Maimone è una figura mitica profondamente legata all’acqua e alla pioggia, simbolo di fertilità e rigenerazione.
Le antiche tribù nuragiche, nel cuore della Sardegna, svilupparono probabilmente un culto religioso che univa la fertilità dei campi, la caccia e il ciclo delle stagioni alla forza maschile del Toro-Sole e alla potenza feconda dell’Acqua-Luna. In questo sistema di credenze, Maimone occupava un ruolo centrale come divinità pluviale.
Secondo molti studiosi, Maimone potrebbe essere la trasposizione locale di una più antica divinità fenicia della pioggia, con radici protosarde. Il nome stesso potrebbe derivare dal termine fenicio mem, che significa “acqua”. In ebraico mishnaico, invece, mammon indica denaro o possesso, e finì per rappresentare la brama di ricchezza, personificata nel demone Mammona.
Lo studioso Mario Ligia mette in relazione Maimone con la divinità libico-berbera della pioggia Amon, anche se, secondo lui, la presenza della vocale “i” nel nome sardo indicherebbe un’origine ancora più antica, risalente all’Asia Minore piuttosto che al Nord Africa.
Il linguista Max Leopold Wagner, nel suo Dizionario etimologico sardo, suggerisce invece una derivazione da un termine semitico che indicava inizialmente una scimmia e poi un essere mostruoso, uno “spauracchio”. Maimone, così, sarebbe una creatura ancestrale, a metà tra divinità e demone, a volte identificata con figure come Baku (o Jahu) e perfino con Dioniso.
Giovanni Lilliu, il padre dell’archeologia sarda, descrive Maimone come uno spirito demoniaco invocato per la pioggia. A Cagliari e Ghilarza era venerato come dispensatore d’acqua, mentre a Iglesias era lo spirito di un pozzo sacro. Fino al secolo scorso, contadini e pastori lo invocavano con una litania popolare:
«Maimone, Maimone,
chiede acqua il cereale,
chiede acqua il seccato,
Maimone laudato!»
Con l’avvento del Cristianesimo, la figura di Maimone subì una radicale trasformazione: da spirito benefico e protettore dei raccolti, fu demonizzato, fino a essere assimilato al Demonio stesso.
Eppure, il suo culto sopravvive ancora oggi, soprattutto in Ogliastra e in alcuni paesi della Barbagia. Il nome cambia di luogo in luogo: a Mamoiada è noto come Mamuthone, a Orgosolo come Maimone o hune, a Ulassai come Su Maimulu.

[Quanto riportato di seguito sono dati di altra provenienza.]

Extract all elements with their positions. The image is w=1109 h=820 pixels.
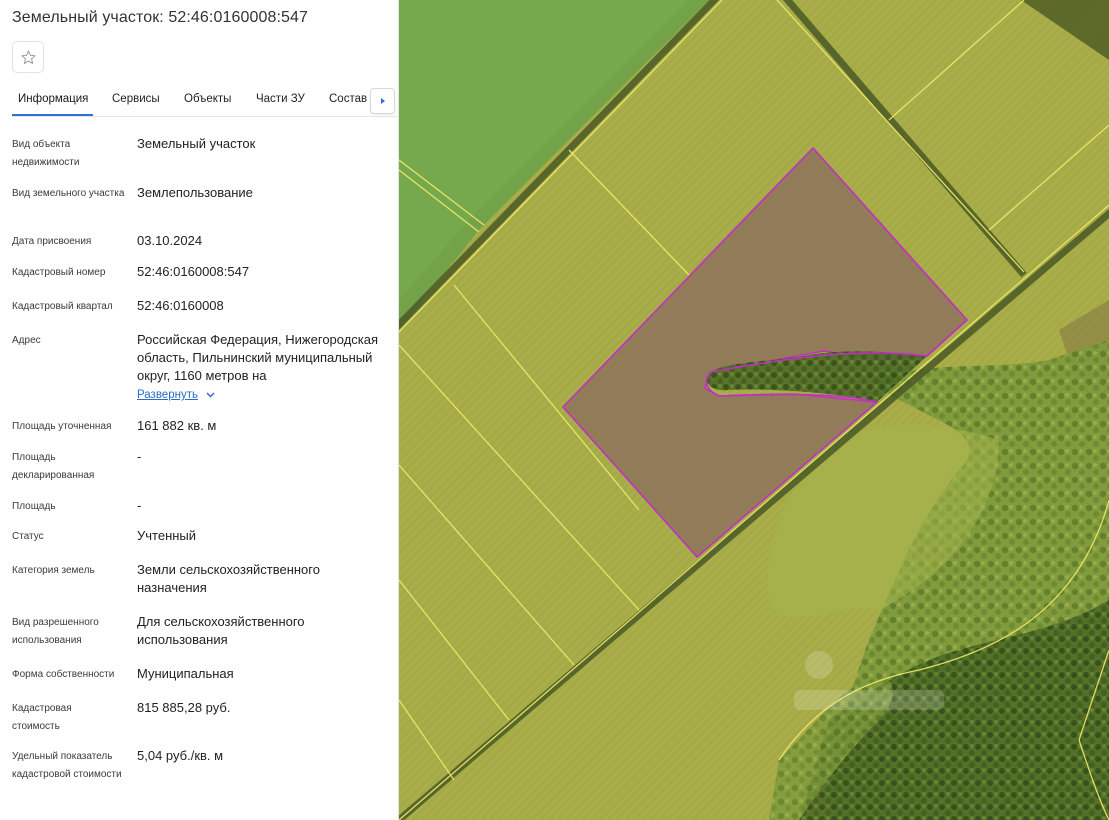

Su Maimulu di Ulassai – Wikipedia – User: Federica Demurtas, opera propria rilasciata con licenza CC BY-SA 3.0
Le maschere tradizionali sarde, in particolare quelle carnevalesche, traggono origine da questa divinità della Natura. Su Maimulu era realizzato con pelle ovina o stoffa ricoperta di lana grezza, adornato con corna di capra. Rappresentava la miseria, i vizi, le paure ataviche. Durante il carnevale, un uomo vestito di scuro, coperto di pelli e carico di campanacci, impersonava Maimone: percorreva le strade del paese scuotendo i suoi campanacci, lanciandosi contro le persone, rotolandosi a terra come posseduto da una furia primitiva.
Dietro di lui seguiva un corteo di Stramaionis, figure misteriose che lo tenevano legato con corde. Vestiti di stracci scuri, con il volto annerito di fuliggine e olio o nascosto da maschere, portavano con sé bastoni e maccioccas, con cui cercavano di contenere e domare la furia del dio.
Questa maschera era considerata di buon auspicio: nelle campagne sarde si costruivano fantocci con le sembianze di Maimone e li si esponeva nei campi, per propiziare la pioggia e allontanare la siccità.
Ancora oggi, nei riti e nelle tradizioni popolari, sopravvive il ricordo di questa antica divinità, simbolo della forza della natura, della necessità dell’acqua e del fragile equilibrio tra uomo e cosmo.